2) Yaşlanma ve yaşlılık ile ilişkili sorunların ve olanakların değerlendirilmesi.
3) Yaşlanma ve yaşlılık ile ilişkili sorunlara çözüm ve olanakları değerlendirme aksiyon planlarının geliştirilmesi.
4) Yaşlanma ve yaşlılık ile ilişkili sorunlara çözüm ve olanakları değerlendirme aksiyon planlarının yürütülmesiyle ilişkili değerlendirmeler.

Dolayısıyla Yaşlanma ve yaşlılık ile ilişkili sorun ve olanaklar, toplumun perspektifinden algılandığında, stratejik planlara ihtiyacımız olduğunu gösteriyor.
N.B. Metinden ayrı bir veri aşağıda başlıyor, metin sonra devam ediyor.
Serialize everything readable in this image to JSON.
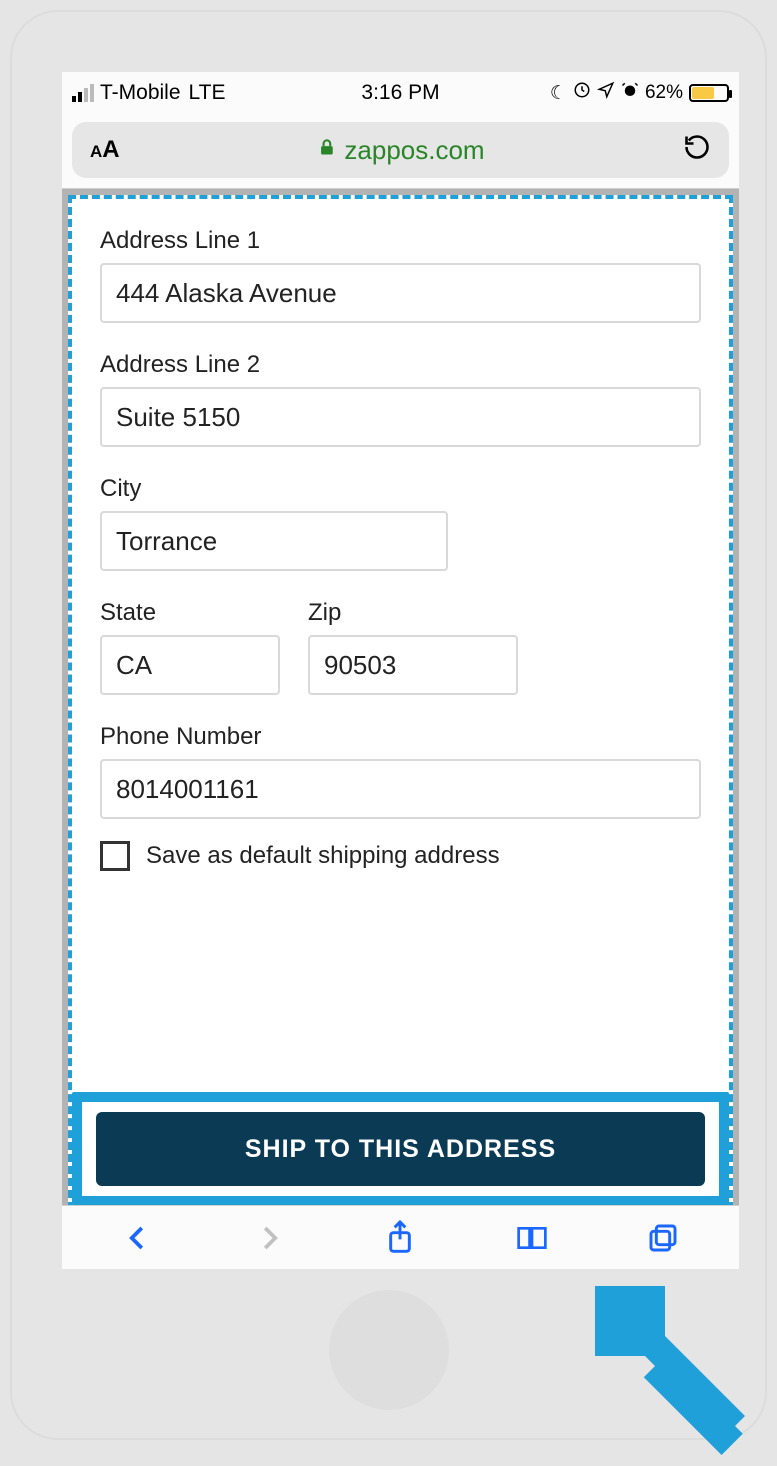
{
  "statusbar": {
    "carrier": "T-Mobile",
    "network": "LTE",
    "time": "3:16 PM",
    "battery_pct": "62%"
  },
  "browser": {
    "url_display": "zappos.com"
  },
  "form": {
    "addr1_label": "Address Line 1",
    "addr1_value": "444 Alaska Avenue",
    "addr2_label": "Address Line 2",
    "addr2_value": "Suite 5150",
    "city_label": "City",
    "city_value": "Torrance",
    "state_label": "State",
    "state_value": "CA",
    "zip_label": "Zip",
    "zip_value": "90503",
    "phone_label": "Phone Number",
    "phone_value": "8014001161",
    "save_default_label": "Save as default shipping address",
    "submit_label": "SHIP TO THIS ADDRESS"
  }
}
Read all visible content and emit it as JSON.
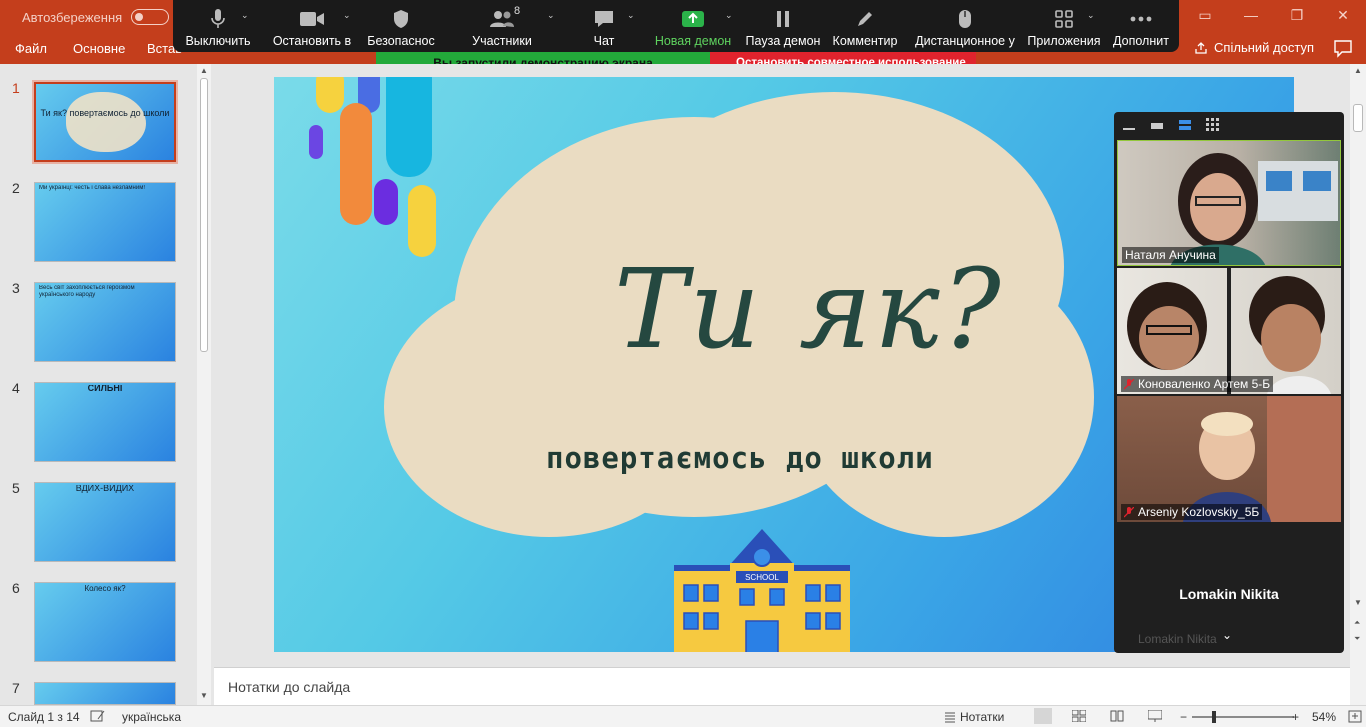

Türkiye’de böyle bir aksiyon planı 2007’de hazırlandı. Bunu hazırlayan bilim insanları arasında Gerontolog olmaması ne kadar akıllı bir insani ve bilimsel bir davranıştı sorusunun değerlendirmesini okuyucuya bırakıyorum. Bu sefer yine aynısı olabilir ve bol nutuk ve az iş ile “Yaşlı Yılı’nı” atlatabiliriz. Zaten eski köye yeni âdet getirmeye gerek de yok. Öyle değil mi?